What this all added to for me was the most dreaded word in any Buffalo sports fan's lexicon: expectation. I knew that JP Losman had just had his best season as a pro and was entrenched as the starting QB. I was never a big believer in Losman though. Trent was something different. He had everything you wanted in a QB: intelligence, accuracy and work ethic. How could he fail? Here at last was the long term answer at QB. Even more importantly, he was going to be this era's Thurman Thomas. He was going to be the guy that got passed over twice or three times by every other team in the league only to be snatched up by the wily Bills. We'd be laughing in our Molson Canadians all the way to the Super Bowl.

And for a season and a half, Trent did nothing to dissuade me from that line of thought. He certainly didn't light it up in 2007, but he was solid, and more importantly, a winner (5-4 in games he started). 2008 seemed even brighter as the Bills rolled to four straight wins, including two blowouts and two 4th quarter comebacks from Trent. He was cool and efficient, going 78/119 with 930 yards, 4 TDs and 2 INTs in those games (and one of those INTs on a deflection off of Lee Evans as I recall). Peter King openly touted him as an MVP candidate. We all know that it went downhill from there, but at the end of the year I was still convinced. Even his bad games usually gave some reason for optimism. People remember his three terrible INTs against the Browns, but most people forget the gorgeous throw he made to Robert Royal to get the Bills in position to try a game winning field goal (which of course, they didn't make).

In retrospect, it may have been worth my while to look more closely at Trent's college days.
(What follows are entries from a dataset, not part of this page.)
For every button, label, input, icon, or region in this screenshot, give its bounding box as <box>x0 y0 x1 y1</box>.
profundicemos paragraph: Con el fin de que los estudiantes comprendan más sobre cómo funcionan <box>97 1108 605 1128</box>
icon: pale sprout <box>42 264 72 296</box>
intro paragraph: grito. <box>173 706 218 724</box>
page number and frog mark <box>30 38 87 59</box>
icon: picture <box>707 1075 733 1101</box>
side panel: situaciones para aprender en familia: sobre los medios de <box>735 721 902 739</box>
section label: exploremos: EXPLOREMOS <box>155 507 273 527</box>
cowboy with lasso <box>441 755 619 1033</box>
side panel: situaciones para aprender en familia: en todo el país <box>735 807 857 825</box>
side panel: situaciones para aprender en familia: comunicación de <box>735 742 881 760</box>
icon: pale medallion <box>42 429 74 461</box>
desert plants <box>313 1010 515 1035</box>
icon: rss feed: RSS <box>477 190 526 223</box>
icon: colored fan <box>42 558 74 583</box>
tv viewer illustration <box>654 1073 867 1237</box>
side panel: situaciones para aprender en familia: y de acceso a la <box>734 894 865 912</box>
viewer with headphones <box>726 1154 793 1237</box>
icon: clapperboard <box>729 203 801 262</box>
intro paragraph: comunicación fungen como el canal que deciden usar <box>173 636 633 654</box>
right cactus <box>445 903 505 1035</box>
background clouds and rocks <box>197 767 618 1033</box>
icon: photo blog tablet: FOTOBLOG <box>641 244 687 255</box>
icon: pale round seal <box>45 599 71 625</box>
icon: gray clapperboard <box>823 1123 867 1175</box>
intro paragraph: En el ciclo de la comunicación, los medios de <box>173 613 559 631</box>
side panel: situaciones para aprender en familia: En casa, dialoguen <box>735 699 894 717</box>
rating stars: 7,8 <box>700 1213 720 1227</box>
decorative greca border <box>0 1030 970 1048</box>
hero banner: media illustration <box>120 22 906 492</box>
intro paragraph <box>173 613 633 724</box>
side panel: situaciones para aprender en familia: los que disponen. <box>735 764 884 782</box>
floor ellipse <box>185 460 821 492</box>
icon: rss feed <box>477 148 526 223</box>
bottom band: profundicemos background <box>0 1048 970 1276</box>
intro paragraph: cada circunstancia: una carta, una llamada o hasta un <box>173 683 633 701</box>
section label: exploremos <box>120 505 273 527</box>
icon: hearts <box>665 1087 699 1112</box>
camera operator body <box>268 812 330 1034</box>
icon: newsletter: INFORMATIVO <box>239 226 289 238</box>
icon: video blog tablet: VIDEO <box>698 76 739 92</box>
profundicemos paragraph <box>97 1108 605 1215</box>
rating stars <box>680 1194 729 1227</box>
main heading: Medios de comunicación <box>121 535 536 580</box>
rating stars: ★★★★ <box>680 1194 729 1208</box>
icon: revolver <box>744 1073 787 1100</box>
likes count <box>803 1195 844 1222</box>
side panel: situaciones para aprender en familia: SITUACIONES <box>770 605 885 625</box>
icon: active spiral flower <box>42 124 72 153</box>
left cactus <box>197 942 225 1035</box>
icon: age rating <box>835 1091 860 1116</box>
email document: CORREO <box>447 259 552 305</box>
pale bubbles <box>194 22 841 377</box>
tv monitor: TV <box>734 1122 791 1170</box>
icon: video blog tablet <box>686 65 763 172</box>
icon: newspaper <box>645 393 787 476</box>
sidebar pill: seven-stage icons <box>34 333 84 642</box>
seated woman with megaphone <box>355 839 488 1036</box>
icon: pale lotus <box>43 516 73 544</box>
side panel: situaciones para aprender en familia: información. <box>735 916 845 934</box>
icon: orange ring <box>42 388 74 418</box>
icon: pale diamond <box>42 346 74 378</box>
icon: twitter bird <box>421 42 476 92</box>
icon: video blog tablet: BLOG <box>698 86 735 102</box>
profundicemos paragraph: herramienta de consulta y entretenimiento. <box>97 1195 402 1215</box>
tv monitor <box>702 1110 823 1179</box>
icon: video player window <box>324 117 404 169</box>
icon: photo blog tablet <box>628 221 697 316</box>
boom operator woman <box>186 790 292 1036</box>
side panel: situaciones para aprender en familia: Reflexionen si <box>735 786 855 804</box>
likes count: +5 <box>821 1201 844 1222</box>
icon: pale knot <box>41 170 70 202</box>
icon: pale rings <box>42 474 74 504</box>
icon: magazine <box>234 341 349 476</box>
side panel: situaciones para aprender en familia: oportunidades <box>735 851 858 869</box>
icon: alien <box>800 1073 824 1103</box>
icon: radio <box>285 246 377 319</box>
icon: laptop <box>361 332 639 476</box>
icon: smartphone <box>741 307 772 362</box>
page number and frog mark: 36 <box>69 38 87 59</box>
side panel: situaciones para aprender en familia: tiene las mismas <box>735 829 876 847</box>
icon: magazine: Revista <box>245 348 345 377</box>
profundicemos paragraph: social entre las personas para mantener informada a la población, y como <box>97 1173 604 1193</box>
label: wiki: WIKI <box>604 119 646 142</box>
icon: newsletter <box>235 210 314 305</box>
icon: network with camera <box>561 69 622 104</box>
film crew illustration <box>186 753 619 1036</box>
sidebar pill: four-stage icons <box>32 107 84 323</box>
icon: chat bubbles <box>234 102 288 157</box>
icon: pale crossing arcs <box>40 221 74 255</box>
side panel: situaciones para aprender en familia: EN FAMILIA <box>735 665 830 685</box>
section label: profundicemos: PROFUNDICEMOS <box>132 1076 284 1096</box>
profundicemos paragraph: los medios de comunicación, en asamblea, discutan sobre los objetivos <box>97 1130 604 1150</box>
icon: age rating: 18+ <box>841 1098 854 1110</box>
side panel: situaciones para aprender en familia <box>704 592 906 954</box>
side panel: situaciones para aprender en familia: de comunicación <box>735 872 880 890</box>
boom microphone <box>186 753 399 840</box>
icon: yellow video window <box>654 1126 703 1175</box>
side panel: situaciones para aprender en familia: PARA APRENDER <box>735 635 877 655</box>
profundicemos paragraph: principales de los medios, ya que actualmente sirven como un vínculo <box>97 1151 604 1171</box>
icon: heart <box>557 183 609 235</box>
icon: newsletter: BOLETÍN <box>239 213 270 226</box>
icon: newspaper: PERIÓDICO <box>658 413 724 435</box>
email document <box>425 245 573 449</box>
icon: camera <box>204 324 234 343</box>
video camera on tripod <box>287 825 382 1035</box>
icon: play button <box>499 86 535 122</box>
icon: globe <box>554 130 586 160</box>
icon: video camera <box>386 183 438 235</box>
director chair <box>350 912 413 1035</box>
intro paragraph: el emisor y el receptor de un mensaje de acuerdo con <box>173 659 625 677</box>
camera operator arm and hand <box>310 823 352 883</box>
He spent most of his four years at Stanford crumpled up in a heap beneath a pile of USC Trojans. He wasn't a winner in college, he wasn't even a standout in his own conference. In his best year (2005) he still finished 7th in passer rating. He threw 17 touchdowns that year, half of what Drew Olson threw, and two less than Kellen Clemens, despite the fact that Clemens was splitting significant time with Dennis Dixon and Brady Leaf that year. The 2007 me would point out the dearth of talent on Stanford's offensive line and at the skill positions. How can you succeed against the USC's of the world with that kind of talent around you?

Some college QBs answered that question, but Trent did not. That question raises a more important question though, and that question is: How can you expect a player who couldn't succeed without elite talent around him at the college level to suddenly do so in the pros? The truth is that I, and many other Bills fans, expected Trent to  play behind the likes of a Duke Preston and throw to the likes of Robert Royal and still win. And the most improbably part of the whole story is that, for a time, he did. And thats the hardest part about the Edwards Era in Buffalo. For a brief golden month at the beginning of 2008, we had a winner.

And now Edwards is a Jaguar. There has been plenty of criticism over his release, but I happen to think that it was perhaps the best option for both parties. Edwards had little more value to give the Bills this year, and it wouldn't do Edwards any good to sit around as a lame duck for the next thirteen weeks waiting for his outright release. He has a new start in Jacksonville, a start with very tempered expectations, and maybe he can get a once promising career back on track.

Good luck Trent. With the state that the Jags offensive line is currently in, you will need it.